With the year drawing to an end, speculation is rife on the future of interest rates in New Zealand. While some analysts are calling for a slight reduction in the official cash rate (OCR) sometime in 2015, this is unlikely for a number of reasons. If the Reserve Bank of New Zealand (RBNZ) do make a slight downward adjustment in order to balance the local economy with global conditions, this reduction is likely to be limited and short lived as the New Zealand economy continues to gain strength.
Current conditions in New Zealand do not support an interest rate drop, just as they do not support an end to LVR restrictions. Supply and demand in the property market are still far from balanced, with increasing migration figures and strong residential mortgage lending just two examples of upwards pressure. While house price inflation has dropped from almost 10 percent to 5 percent over the year, Westpac has just revised their 2015 forecast from 3.5 percent to 7 percent. It could take another 12 to 24 months for the supply response to catch up with ongoing housing demand, and in that time the OCR is unlikely to drop.
While an interest rate reduction is unlikely, however, the RBNZ are in no rush to increase rates either. According to a recent survey at mortgagerates.co.nz, an interest rate rise is unlikely before the end of 2015 or early 2016. Only nine of the survey respondents said an increase is possible in September next year, with others revising their forecasts and pushing the next increase out to 2016. Many of the big banks have similar expectations, with the ASB pushing its forecast hike from September to December 2015.

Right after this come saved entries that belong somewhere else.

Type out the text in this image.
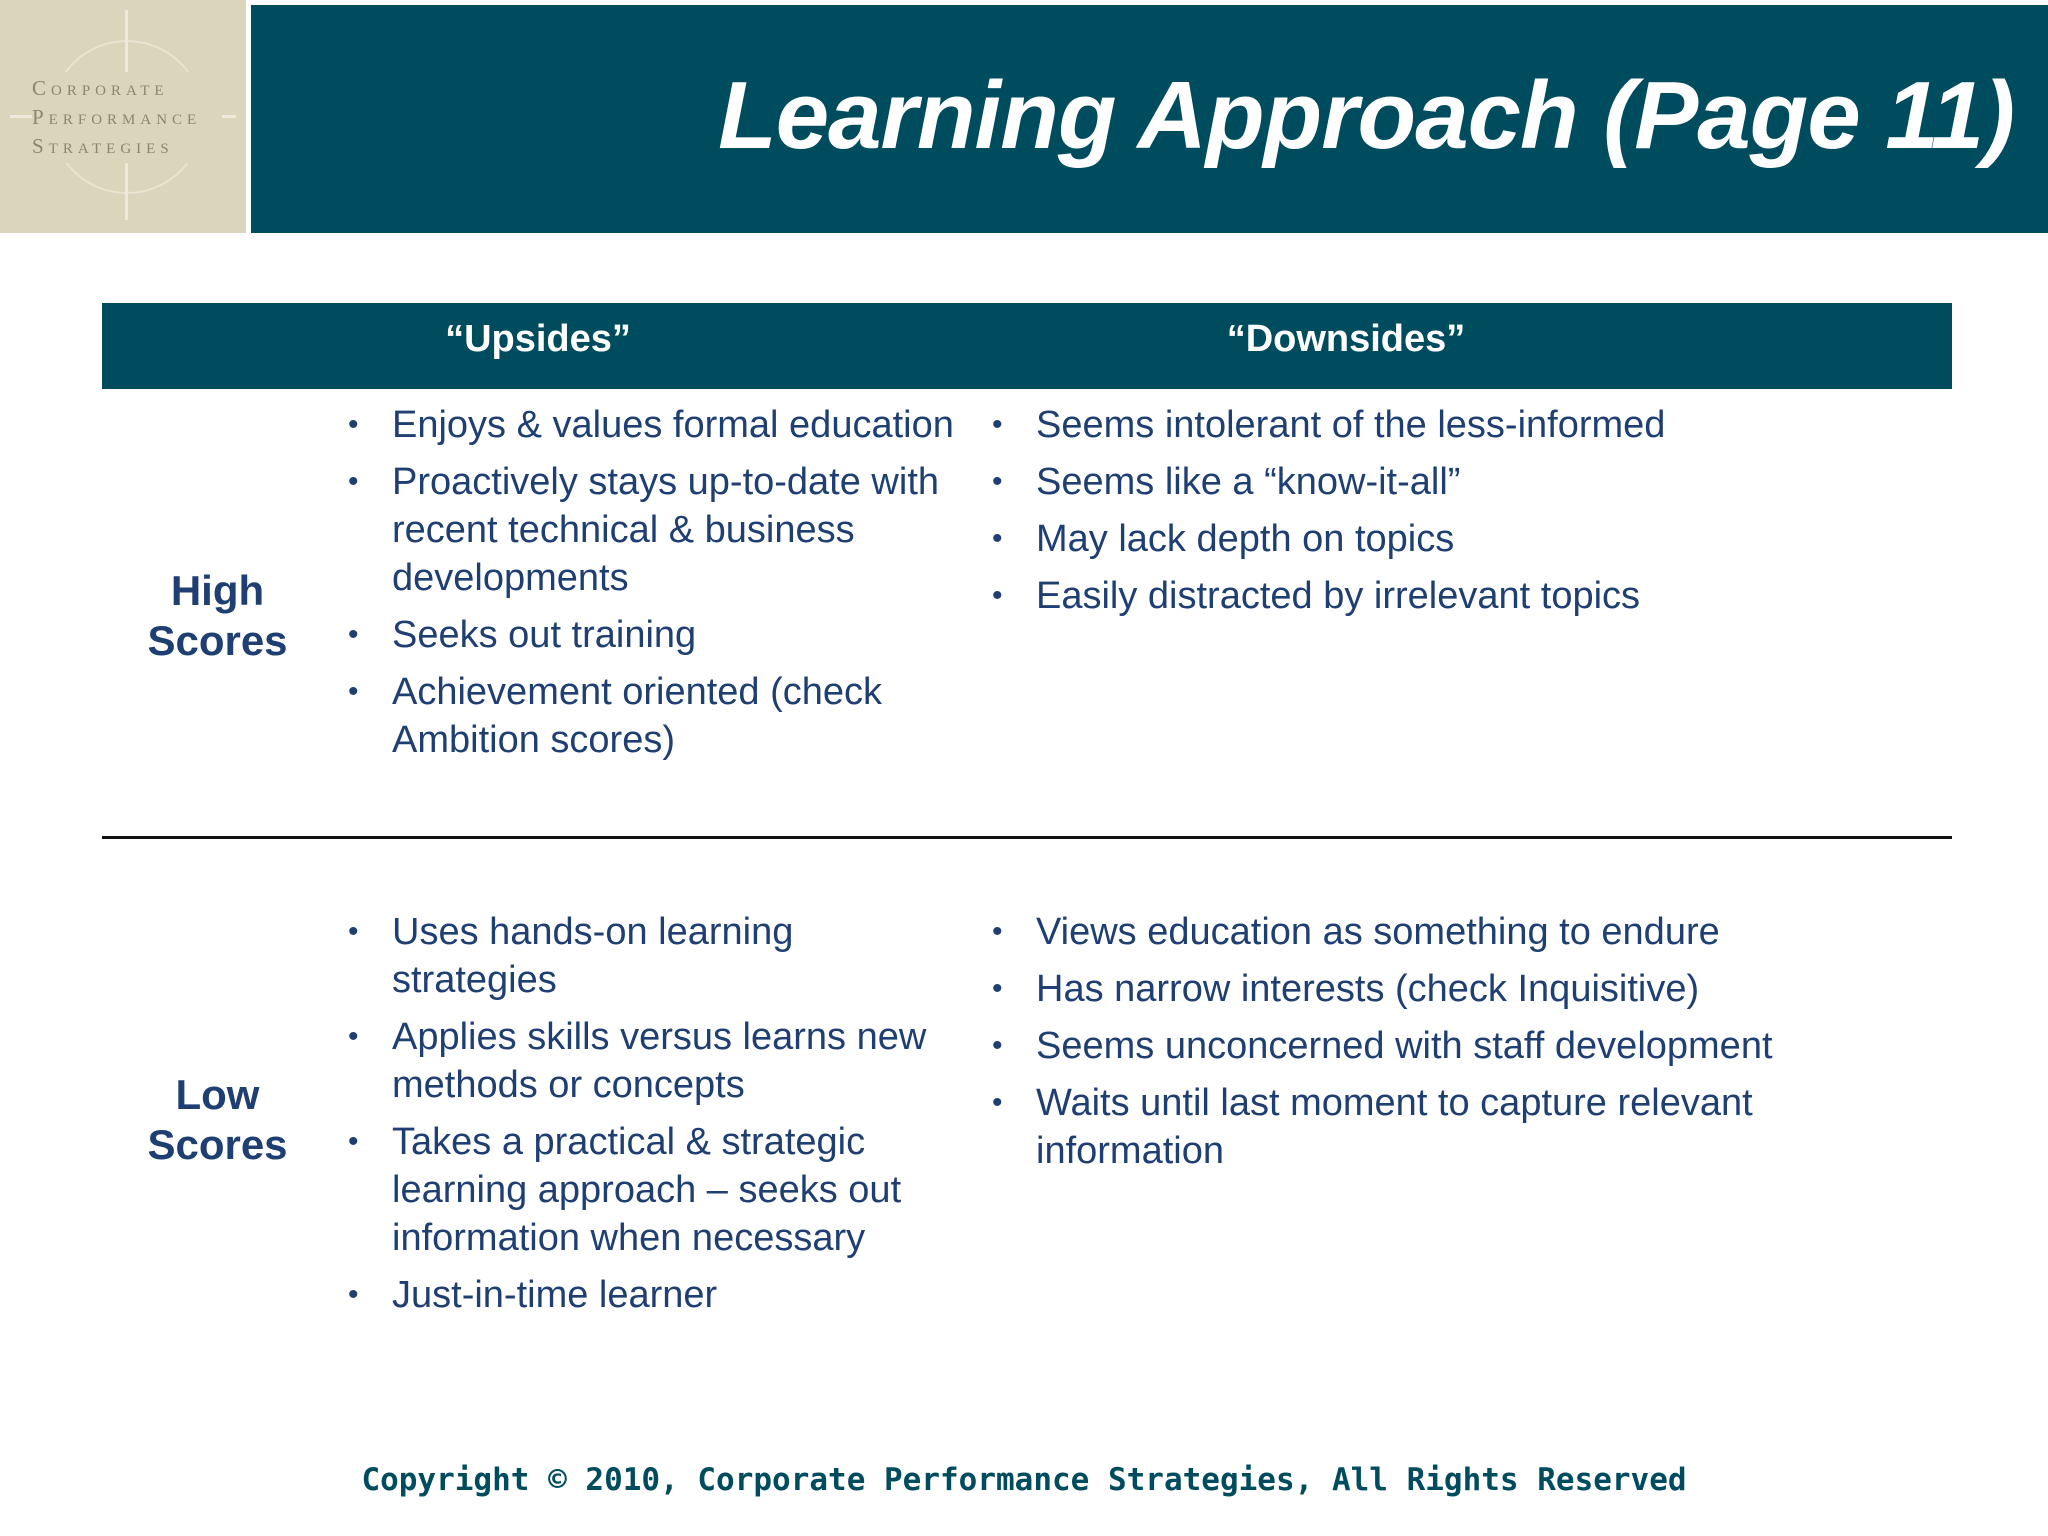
Corporate
Performance
Strategies	Learning Approach (Page 11)
“Upsides”	“Downsides”
High
Scores
• Enjoys & values formal education
• Proactively stays up-to-date with recent technical & business developments
• Seeks out training
• Achievement oriented (check Ambition scores)
• Seems intolerant of the less-informed
• Seems like a “know-it-all”
• May lack depth on topics
• Easily distracted by irrelevant topics
Low
Scores
• Uses hands-on learning strategies
• Applies skills versus learns new methods or concepts
• Takes a practical & strategic learning approach – seeks out information when necessary
• Just-in-time learner
• Views education as something to endure
• Has narrow interests (check Inquisitive)
• Seems unconcerned with staff development
• Waits until last moment to capture relevant information
Copyright © 2010, Corporate Performance Strategies, All Rights Reserved
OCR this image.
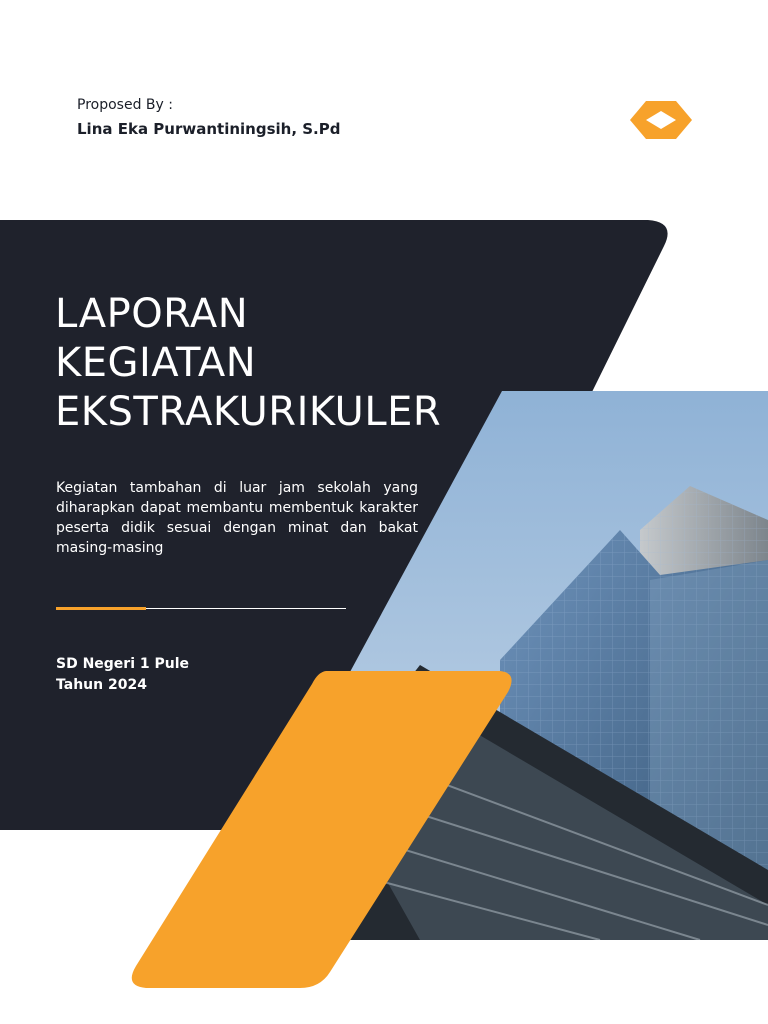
Proposed By :
Lina Eka Purwantiningsih, S.Pd
LAPORAN
KEGIATAN
EKSTRAKURIKULER
Kegiatan tambahan di luar jam sekolah yang diharapkan dapat membantu membentuk karakter peserta didik sesuai dengan minat dan bakat masing-masing
SD Negeri 1 Pule
Tahun 2024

"The RBNZ has plenty of time on its side to wait for more tangible signs of inflation before there is any need for a rate hike encore - particularly given how low fixed-term mortgage rates are... Further OCR increases are a matter of if as much as when. We can easily conceive of events that would mean inflation remains benign for an extended period. But we are mindful that migration is very strong and that the housing market may be gaining a second wind."
With a rate rise unlikely in the near future, some quarters are calling for a slight reduction due to cheaper oil prices and easing global markets. According to the Employers and Manufacturers Association chief executive Kim Campbell, "A year ago we said interest rates did not have to be raised this year and that has proved correct... We are concerned the Reserve Bank has paid too much attention to domestic house price rises in Auckland and Christchurch and not enough to the rapid changes in global markets."
In Westpac's monthly Home Truths report on the housing market, chief economist Dominick Stephens also raised the issue of a slight OCR reduction as a reaction to global conditions: "Cheaper oil is sure to suppress inflation in New Zealand. We now expect that inflation will drop below 1%, and stay below 1%, until September 2015. As a result it now looks unlikely that the Reserve Bank will increase the OCR in 2015 at all. If anything, financial markets will probably start speculating on the possibility of OCR reductions."